Two multi-stakeholder workshops have validated the problem framing and technical approach:
- Ishikawa Prefecture (March 2025) — 50 participants including prefectural government, 2 disaster-affected municipalities, and 12+ companies
- Tokushima Prefecture (November 2025) — 50 participants including prefectural/municipal government and 10+ disaster-related organizations
Both workshops confirmed: the diversity of disaster data, the critical need for cross-organizational databases, and that monolithic systems alone are insufficient.
- Code for Japan — Applicant. Civic tech nonprofit (est. 2013). Operates data interoperability platforms for municipalities (Saga City, Hamamatsu City). Built Tokyo's COVID-19 dashboard (replicated to 65+ government sites, Good Design Gold Award 2020).

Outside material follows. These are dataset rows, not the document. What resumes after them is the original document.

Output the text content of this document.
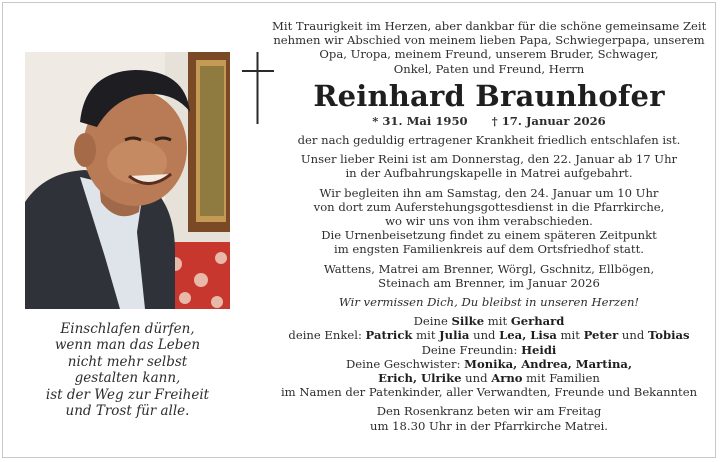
Einschlafen dürfen,
wenn man das Leben
nicht mehr selbst
gestalten kann,
ist der Weg zur Freiheit
und Trost für alle.
Mit Traurigkeit im Herzen, aber dankbar für die schöne gemeinsame Zeit
nehmen wir Abschied von meinem lieben Papa, Schwiegerpapa, unserem
Opa, Uropa, meinem Freund, unserem Bruder, Schwager,
Onkel, Paten und Freund, Herrn
Reinhard Braunhofer
* 31. Mai 1950 † 17. Januar 2026
der nach geduldig ertragener Krankheit friedlich entschlafen ist.
Unser lieber Reini ist am Donnerstag, den 22. Januar ab 17 Uhr
in der Aufbahrungskapelle in Matrei aufgebahrt.
Wir begleiten ihn am Samstag, den 24. Januar um 10 Uhr
von dort zum Auferstehungsgottesdienst in die Pfarrkirche,
wo wir uns von ihm verabschieden.
Die Urnenbeisetzung findet zu einem späteren Zeitpunkt
im engsten Familienkreis auf dem Ortsfriedhof statt.
Wattens, Matrei am Brenner, Wörgl, Gschnitz, Ellbögen,
Steinach am Brenner, im Januar 2026
Wir vermissen Dich, Du bleibst in unseren Herzen!
Deine Silke mit Gerhard
deine Enkel: Patrick mit Julia und Lea, Lisa mit Peter und Tobias
Deine Freundin: Heidi
Deine Geschwister: Monika, Andrea, Martina,
Erich, Ulrike und Arno mit Familien
im Namen der Patenkinder, aller Verwandten, Freunde und Bekannten
Den Rosenkranz beten wir am Freitag
um 18.30 Uhr in der Pfarrkirche Matrei.
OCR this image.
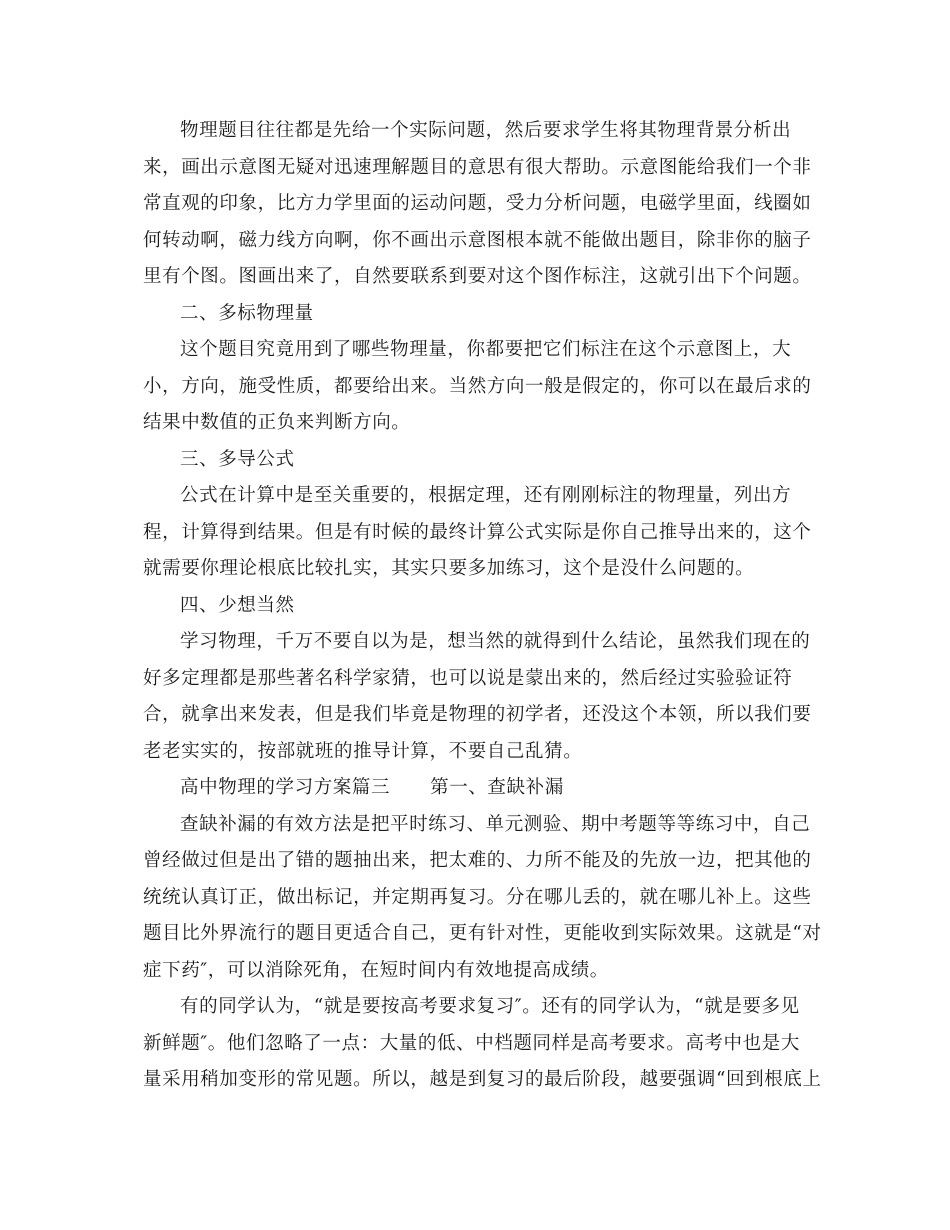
物理题目往往都是先给一个实际问题，然后要求学生将其物理背景分析出
来，画出示意图无疑对迅速理解题目的意思有很大帮助。示意图能给我们一个非
常直观的印象，比方力学里面的运动问题，受力分析问题，电磁学里面，线圈如
何转动啊，磁力线方向啊，你不画出示意图根本就不能做出题目，除非你的脑子
里有个图。图画出来了，自然要联系到要对这个图作标注，这就引出下个问题。
二、多标物理量
这个题目究竟用到了哪些物理量，你都要把它们标注在这个示意图上，大
小，方向，施受性质，都要给出来。当然方向一般是假定的，你可以在最后求的
结果中数值的正负来判断方向。
三、多导公式
公式在计算中是至关重要的，根据定理，还有刚刚标注的物理量，列出方
程，计算得到结果。但是有时候的最终计算公式实际是你自己推导出来的，这个
就需要你理论根底比较扎实，其实只要多加练习，这个是没什么问题的。
四、少想当然
学习物理，千万不要自以为是，想当然的就得到什么结论，虽然我们现在的
好多定理都是那些著名科学家猜，也可以说是蒙出来的，然后经过实验验证符
合，就拿出来发表，但是我们毕竟是物理的初学者，还没这个本领，所以我们要
老老实实的，按部就班的推导计算，不要自己乱猜。
高中物理的学习方案篇三 第一、查缺补漏
查缺补漏的有效方法是把平时练习、单元测验、期中考题等等练习中，自己
曾经做过但是出了错的题抽出来，把太难的、力所不能及的先放一边，把其他的
统统认真订正，做出标记，并定期再复习。分在哪儿丢的，就在哪儿补上。这些
题目比外界流行的题目更适合自己，更有针对性，更能收到实际效果。这就是“对
症下药″，可以消除死角，在短时间内有效地提高成绩。
有的同学认为，“就是要按高考要求复习″。还有的同学认为，“就是要多见
新鲜题″。他们忽略了一点：大量的低、中档题同样是高考要求。高考中也是大
量采用稍加变形的常见题。所以，越是到复习的最后阶段，越要强调“回到根底上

- DIT/CC — Strategic partner. Permanent secretariat of D-CERT (Digital Agency's official disaster digital support team). Founded by LINE Yahoo, NTT, SoftBank, PwC, Tokio Marine Holdings, Fujifilm, and Mitsui Sumitomo Insurance.
- Kanagawa Prefecture — Government partner (9.4M residents, 33 municipalities). DIT/CC's director serves as the prefecture's Chief Digital Officer.
DDCR is currently in the schema definition and prototyping phase. This repository will grow as development progresses. Contributions and feedback are welcome.
MIT License. See LICENSE.
Building open infrastructure for disaster resilience.